Pheasant hunting with Mid-America Hunting Association is self guided on 100% wild pheasants on private land within regions of mostly Kansas where sustainable, reproducing populations exist. Our Missouri and Iowa pheasant hunting is less than that of Kansas. Kansas pheasant hunting also overlaps with wild Bobwhite Quail making a mixed bag pheasant and quail hunt possible each hunt.
Pheasant Hunting For Those That Enjoy The Hunt
A picture sent in by a traveling turkey and pheasant hunting Association member showing the results of his hunt, his hunt alone enjoying his dog.
When it comes to pheasant hunting there are two pheasant hunter types each with different hunting ideas about what a quality pheasant hunt is or should be. We offer this article to use as decision criteria about the pheasant hunting we offer.
Pheasant Hunting Through Winter
The upland bird hunting adventure continues in the winter as the sign, pheasant tracks in this picture, is far more evident allowing the dedicated pheasant hunter the opportunity to learn more about his game. More tracks were on this lease than can be captured in one photo.
Seeing this kind of pheasant movement record enhances the hunting and may even make it more challenging as it is clear the pheasants were here, the photographer (member and pheasant hunter) had moved them during his hunt and the dogs were reported to be intense.
On this hunt the tracks were discovered, pheasants pointed, roosters flushed and not one bagged, however the hunters were having a good time of it all the while.
This is a good snow for us. Deep enough to record movement, cold enough to prevent the dogs from getting heat fatigue and not too deep to inhibit the hunt. Notice the pheasant's body is not plowing through the snow, just deep enough to record the leg movements.
Then From Darrin.
A hunter that enjoys the day with his dog. Thanks to Darren from MN that sent in pictures from his first year as a MAHA member.
Our model for paid hunting lease land access is designed for the do it yourself hunter that seeks to hunt over his own dogs on wild upland birds. Having said that there does still remain those we chose to work with and those we do not as we do not simply allocate memberships to all that have the means to pay. This article separates those that we will offer memberships to and those we will not accept payment from.
Pheasant hunting encompasses two basic methods.

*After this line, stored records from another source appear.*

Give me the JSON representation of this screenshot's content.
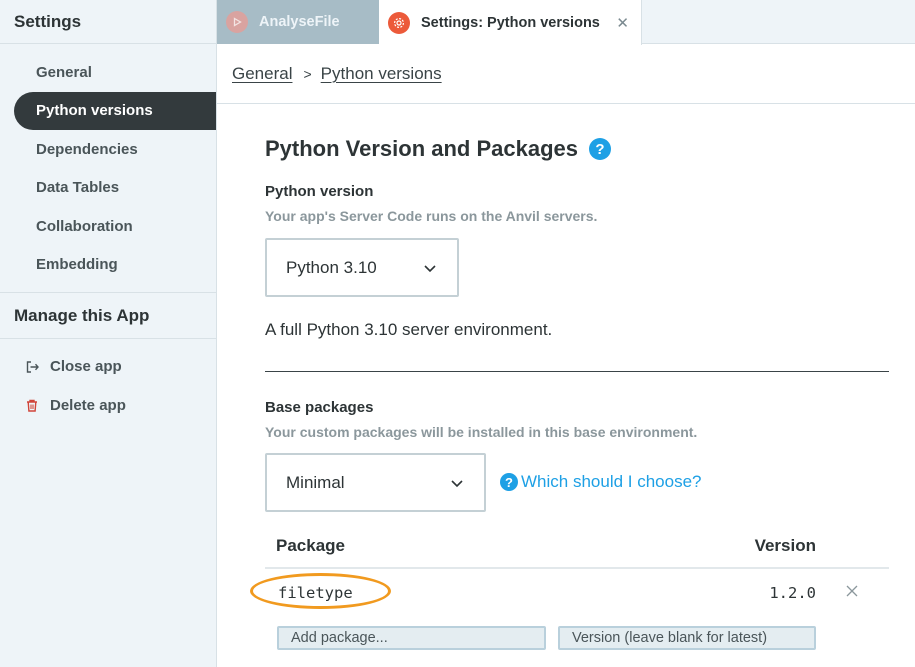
{
  "sidebar": {
    "title": "Settings",
    "items": [
      {
        "label": "General",
        "active": false
      },
      {
        "label": "Python versions",
        "active": true
      },
      {
        "label": "Dependencies",
        "active": false
      },
      {
        "label": "Data Tables",
        "active": false
      },
      {
        "label": "Collaboration",
        "active": false
      },
      {
        "label": "Embedding",
        "active": false
      }
    ],
    "manage_title": "Manage this App",
    "manage_items": [
      {
        "label": "Close app",
        "icon": "exit-icon"
      },
      {
        "label": "Delete app",
        "icon": "trash-icon"
      }
    ]
  },
  "tabs": [
    {
      "label": "AnalyseFile",
      "icon": "play-icon",
      "active": false
    },
    {
      "label": "Settings: Python versions",
      "icon": "gear-icon",
      "active": true,
      "close_glyph": "✕"
    }
  ],
  "breadcrumb": {
    "items": [
      "General",
      "Python versions"
    ],
    "separator": ">"
  },
  "main": {
    "title": "Python Version and Packages",
    "help_glyph": "?",
    "python_version": {
      "label": "Python version",
      "hint": "Your app's Server Code runs on the Anvil servers.",
      "selected": "Python 3.10",
      "description": "A full Python 3.10 server environment."
    },
    "base_packages": {
      "label": "Base packages",
      "hint": "Your custom packages will be installed in this base environment.",
      "selected": "Minimal",
      "help_link": "Which should I choose?"
    },
    "packages_table": {
      "columns": [
        "Package",
        "Version"
      ],
      "rows": [
        {
          "name": "filetype",
          "version": "1.2.0",
          "highlighted": true
        }
      ]
    },
    "add_package_placeholder": "Add package...",
    "version_placeholder": "Version (leave blank for latest)"
  },
  "colors": {
    "accent": "#1ea0e5",
    "highlight_oval": "#f19a1f",
    "active_nav": "#333a3d",
    "settings_tab_icon": "#ec5a3a"
  }
}
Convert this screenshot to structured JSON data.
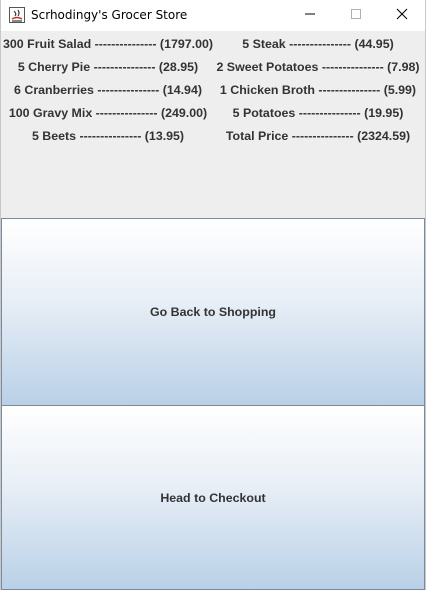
{
  "window": {
    "title": "Scrhodingy's Grocer Store",
    "app_icon": "java-app-icon",
    "controls": [
      "minimize-icon",
      "maximize-icon",
      "close-icon"
    ]
  },
  "items_left": [
    "300 Fruit Salad --------------- (1797.00)",
    "5 Cherry Pie --------------- (28.95)",
    "6 Cranberries --------------- (14.94)",
    "100 Gravy Mix --------------- (249.00)",
    "5 Beets --------------- (13.95)"
  ],
  "items_right": [
    "5 Steak --------------- (44.95)",
    "2 Sweet Potatoes --------------- (7.98)",
    "1 Chicken Broth --------------- (5.99)",
    "5 Potatoes --------------- (19.95)",
    "Total Price --------------- (2324.59)"
  ],
  "buttons": {
    "back": "Go Back to Shopping",
    "checkout": "Head to Checkout"
  }
}
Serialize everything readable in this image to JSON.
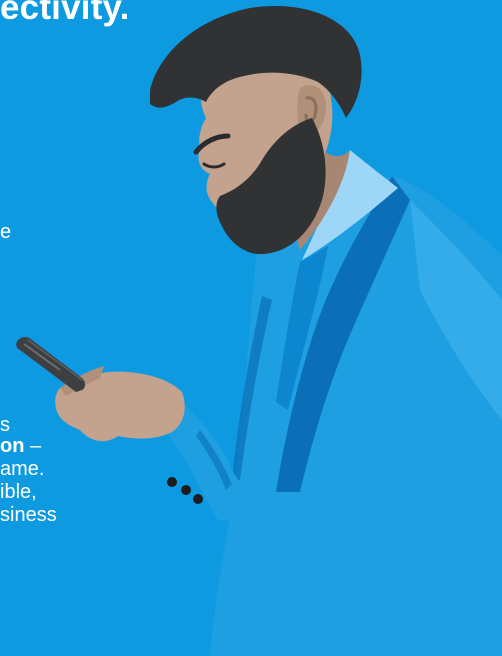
{
  "headline": "ectivity.",
  "body_fragments": {
    "f1": "e",
    "f2": "s",
    "f3_bold": "on",
    "f3_rest": " –",
    "f4": "ame.",
    "f5": "ible,",
    "f6": "siness"
  },
  "colors": {
    "background": "#0e9ae0",
    "suit_main": "#1e9fe2",
    "suit_dark": "#0a6fb7",
    "suit_light": "#47b6ee",
    "shirt": "#9ed6f7",
    "skin": "#c3a38d",
    "skin_shadow": "#a78773",
    "hair": "#303234",
    "phone": "#3d3f42"
  }
}
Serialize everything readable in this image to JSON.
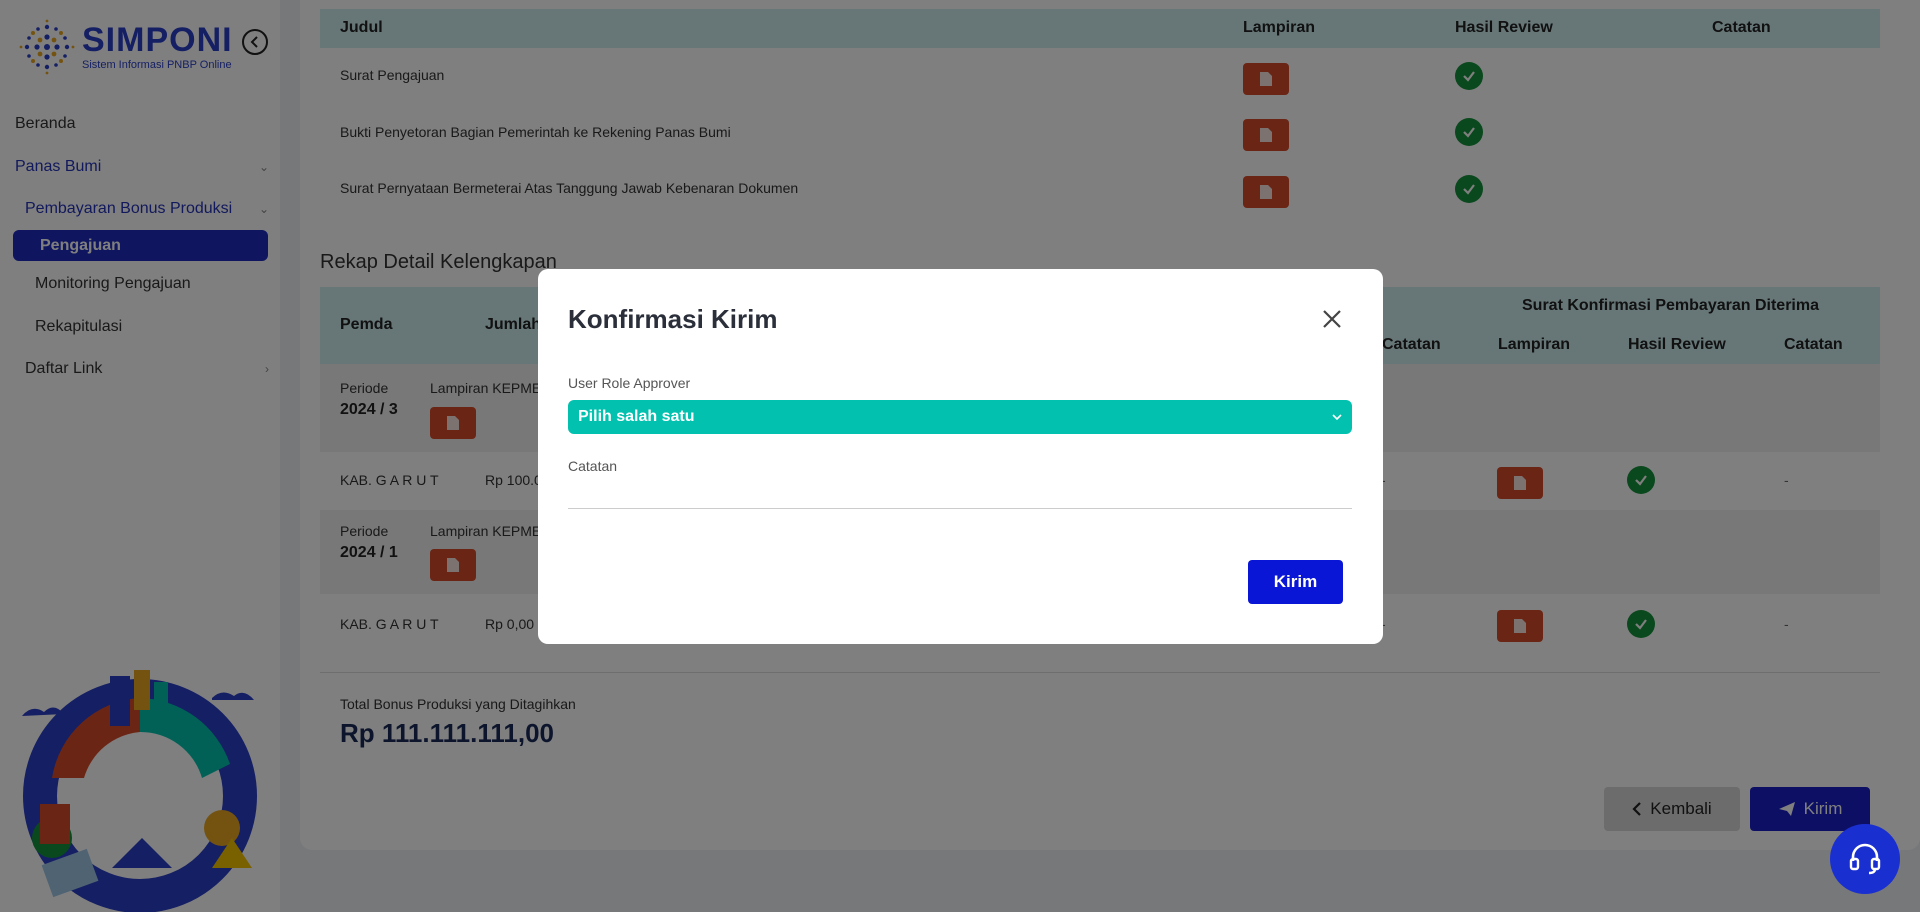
{
  "app": {
    "title": "SIMPONI",
    "subtitle": "Sistem Informasi PNBP Online"
  },
  "sidebar": {
    "items": [
      {
        "label": "Beranda"
      },
      {
        "label": "Panas Bumi"
      },
      {
        "label": "Pembayaran Bonus Produksi"
      },
      {
        "label": "Pengajuan"
      },
      {
        "label": "Monitoring Pengajuan"
      },
      {
        "label": "Rekapitulasi"
      },
      {
        "label": "Daftar Link"
      }
    ]
  },
  "documents_table": {
    "headers": {
      "judul": "Judul",
      "lampiran": "Lampiran",
      "hasil_review": "Hasil Review",
      "catatan": "Catatan"
    },
    "rows": [
      {
        "judul": "Surat Pengajuan"
      },
      {
        "judul": "Bukti Penyetoran Bagian Pemerintah ke Rekening Panas Bumi"
      },
      {
        "judul": "Surat Pernyataan Bermeterai Atas Tanggung Jawab Kebenaran Dokumen"
      }
    ]
  },
  "rekap": {
    "title": "Rekap Detail Kelengkapan",
    "headers": {
      "pemda": "Pemda",
      "jumlah": "Jumlah",
      "group": "Surat Konfirmasi Pembayaran Diterima",
      "catatan_left": "Catatan",
      "lampiran": "Lampiran",
      "hasil_review": "Hasil Review",
      "catatan": "Catatan"
    },
    "periods": [
      {
        "label": "Periode",
        "value": "2024 / 3",
        "lampiran_label": "Lampiran KEPME",
        "row": {
          "pemda": "KAB. G A R U T",
          "jumlah": "Rp 100.0",
          "dash_left": "-",
          "dash_right": "-"
        }
      },
      {
        "label": "Periode",
        "value": "2024 / 1",
        "lampiran_label": "Lampiran KEPME",
        "row": {
          "pemda": "KAB. G A R U T",
          "jumlah": "Rp 0,00",
          "dash_left": "-",
          "dash_right": "-"
        }
      }
    ]
  },
  "total": {
    "label": "Total Bonus Produksi yang Ditagihkan",
    "value": "Rp 111.111.111,00"
  },
  "actions": {
    "back_label": "Kembali",
    "send_label": "Kirim"
  },
  "modal": {
    "title": "Konfirmasi Kirim",
    "role_label": "User Role Approver",
    "role_selected": "Pilih salah satu",
    "note_label": "Catatan",
    "note_value": "",
    "submit_label": "Kirim"
  },
  "colors": {
    "brand": "#2b3fc7",
    "active_nav": "#1f2bbd",
    "table_header": "#cfeff0",
    "pdf": "#d64a2a",
    "success": "#15913a",
    "select": "#02c2af",
    "primary_button": "#0a16d6"
  },
  "icons": {
    "collapse": "chevron-left-circle-icon",
    "pdf": "pdf-file-icon",
    "review": "check-circle-icon",
    "close": "close-icon",
    "send": "paper-plane-icon",
    "help": "headset-icon"
  }
}
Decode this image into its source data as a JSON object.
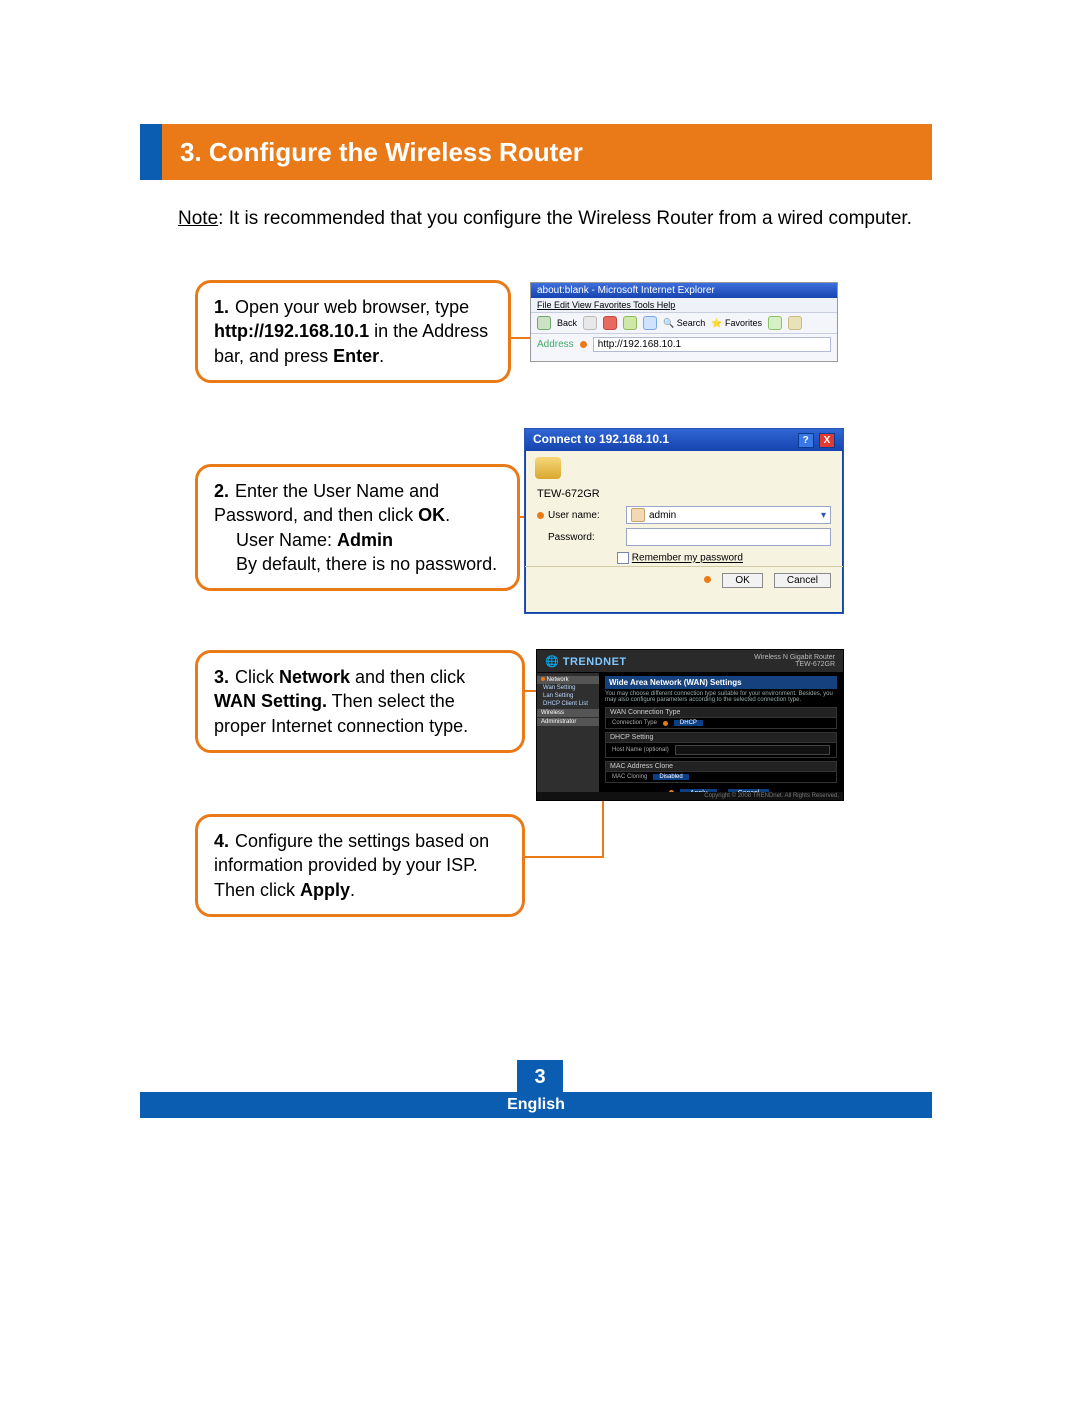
{
  "heading": "3. Configure the Wireless Router",
  "note_label": "Note",
  "note_text": ": It is recommended that you configure the Wireless Router from a wired computer.",
  "steps": {
    "s1": {
      "num": "1.",
      "text_a": "Open your web browser, type ",
      "bold_a": "http://192.168.10.1",
      "text_b": " in the Address bar, and press ",
      "bold_b": "Enter",
      "tail": "."
    },
    "s2": {
      "num": "2.",
      "text_a": "Enter the User Name and Password, and then click ",
      "bold_a": "OK",
      "tail_a": ".",
      "line_b_pre": "User Name: ",
      "bold_b": "Admin",
      "line_c": "By default, there is no password."
    },
    "s3": {
      "num": "3.",
      "text_a": "Click ",
      "bold_a": "Network",
      "text_b": " and then click ",
      "bold_b": "WAN Setting.",
      "text_c": " Then select the proper Internet connection type."
    },
    "s4": {
      "num": "4.",
      "text_a": "Configure the settings based on information provided by your ISP. Then click ",
      "bold_a": "Apply",
      "tail": "."
    }
  },
  "ie": {
    "title": "about:blank - Microsoft Internet Explorer",
    "menu": "File  Edit  View  Favorites  Tools  Help",
    "back": "Back",
    "search": "Search",
    "favorites": "Favorites",
    "addr_label": "Address",
    "url": "http://192.168.10.1"
  },
  "login": {
    "title": "Connect to 192.168.10.1",
    "help": "?",
    "close": "X",
    "realm": "TEW-672GR",
    "user_label": "User name:",
    "user_value": "admin",
    "pass_label": "Password:",
    "remember": "Remember my password",
    "ok": "OK",
    "cancel": "Cancel"
  },
  "router": {
    "brand": "TRENDNET",
    "model_line1": "Wireless N Gigabit Router",
    "model_line2": "TEW-672GR",
    "sidebar": {
      "cat1": "Network",
      "i1": "Wan Setting",
      "i2": "Lan Setting",
      "i3": "DHCP Client List",
      "cat2": "Wireless",
      "cat3": "Administrator"
    },
    "page_title": "Wide Area Network (WAN) Settings",
    "page_desc": "You may choose different connection type suitable for your environment. Besides, you may also configure parameters according to the selected connection type.",
    "sect1": "WAN Connection Type",
    "conn_type_label": "Connection Type",
    "conn_type_value": "DHCP",
    "sect2": "DHCP Setting",
    "hostname_label": "Host Name (optional)",
    "sect3": "MAC Address Clone",
    "mac_label": "MAC Cloning",
    "mac_value": "Disabled",
    "apply": "Apply",
    "cancel": "Cancel",
    "copyright": "Copyright © 2008 TRENDnet. All Rights Reserved."
  },
  "page_number": "3",
  "language": "English"
}
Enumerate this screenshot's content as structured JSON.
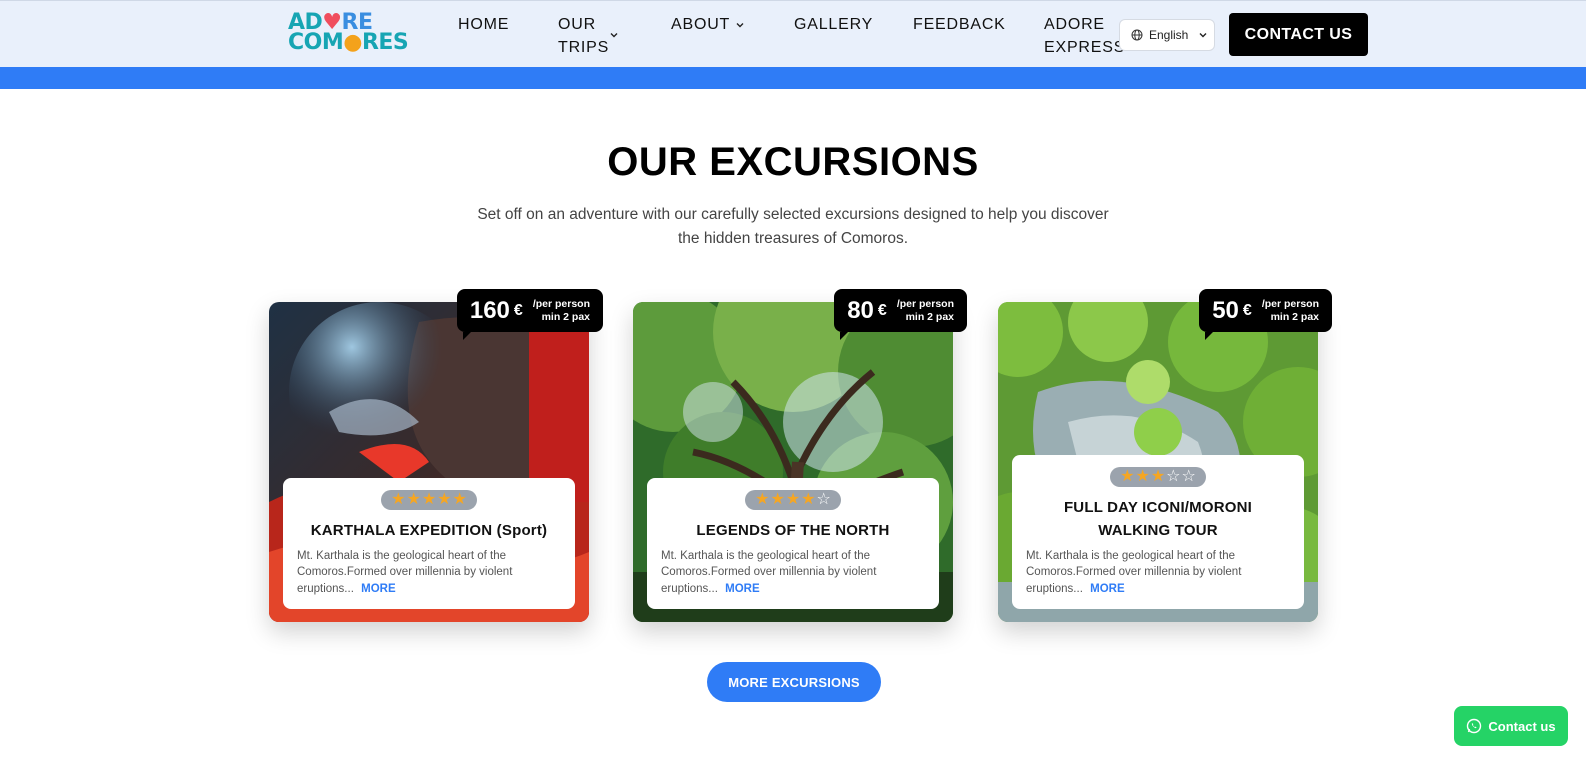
{
  "header": {
    "logo_top": "ADORE",
    "logo_bottom": "COMORES",
    "nav": [
      {
        "label": "HOME"
      },
      {
        "label_line1": "OUR",
        "label_line2": "TRIPS"
      },
      {
        "label": "ABOUT"
      },
      {
        "label": "GALLERY"
      },
      {
        "label": "FEEDBACK"
      },
      {
        "label_line1": "ADORE",
        "label_line2": "EXPRESS"
      }
    ],
    "language": "English",
    "contact_label": "CONTACT US"
  },
  "section": {
    "title": "OUR EXCURSIONS",
    "subtitle": "Set off on an adventure with our carefully selected excursions designed to help you discover the hidden treasures of Comoros."
  },
  "cards": [
    {
      "price": "160",
      "currency": "€",
      "per": "/per person",
      "min": "min 2 pax",
      "rating": 5,
      "title": "KARTHALA EXPEDITION (Sport)",
      "description": "Mt. Karthala is the geological heart of the Comoros.Formed over millennia by violent eruptions...",
      "more": "MORE"
    },
    {
      "price": "80",
      "currency": "€",
      "per": "/per person",
      "min": "min 2 pax",
      "rating": 4,
      "title": "LEGENDS OF THE NORTH",
      "description": "Mt. Karthala is the geological heart of the Comoros.Formed over millennia by violent eruptions...",
      "more": "MORE"
    },
    {
      "price": "50",
      "currency": "€",
      "per": "/per person",
      "min": "min 2 pax",
      "rating": 3,
      "title": "FULL DAY ICONI/MORONI WALKING TOUR",
      "description": "Mt. Karthala is the geological heart of the Comoros.Formed over millennia by violent eruptions...",
      "more": "MORE"
    }
  ],
  "more_excursions_label": "MORE EXCURSIONS",
  "whatsapp_label": "Contact us",
  "colors": {
    "accent": "#2f7cf6",
    "header_bg": "#e9f0fb",
    "whatsapp": "#25d366",
    "star": "#f5a623"
  }
}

The first pheasant hunting technique and the one that appears to be the most common are drives with or without dogs. The second method is the individual or small group hunter with one or few dogs. We cater to only the individual or small group pheasant hunters and loathe the drive hunt. Additionally, we offer only self guided pheasant hunts.
The pheasant drive hunt piles up dead birds for those that measure pheasant hunting quality in terms of score card numbers. Frequently, one bird will get up and two to three hunters will fire one or more times at it.
Such a pheasant hunting techniques we regulate to the novice or the incidental pheasant hunter rather than one seeking the quality of a good day in the field. While some may attempt to render this distinction irrelevant it is paramount to us. That subtly alone says much about the quality we seek in our hunters and that of the hunts we seek to provide. To not understand that difference is to miss entirely the purpose of this article.
And, for those that require things more plainly do not continue with this article or even think of calling us if the reader is a gang or ditch pheasant hunter.
The individual or small group bird dog running method of pheasant hunting quality is measured in the amount and quality of pheasant hunting dog work and birds harvested with one shot.
The ideal all strive for in this second method is on each pheasant hunting day a limit of roosters, off the dog (either pointing or flushing), a single shot per bird and every bird shot at goes in the bag.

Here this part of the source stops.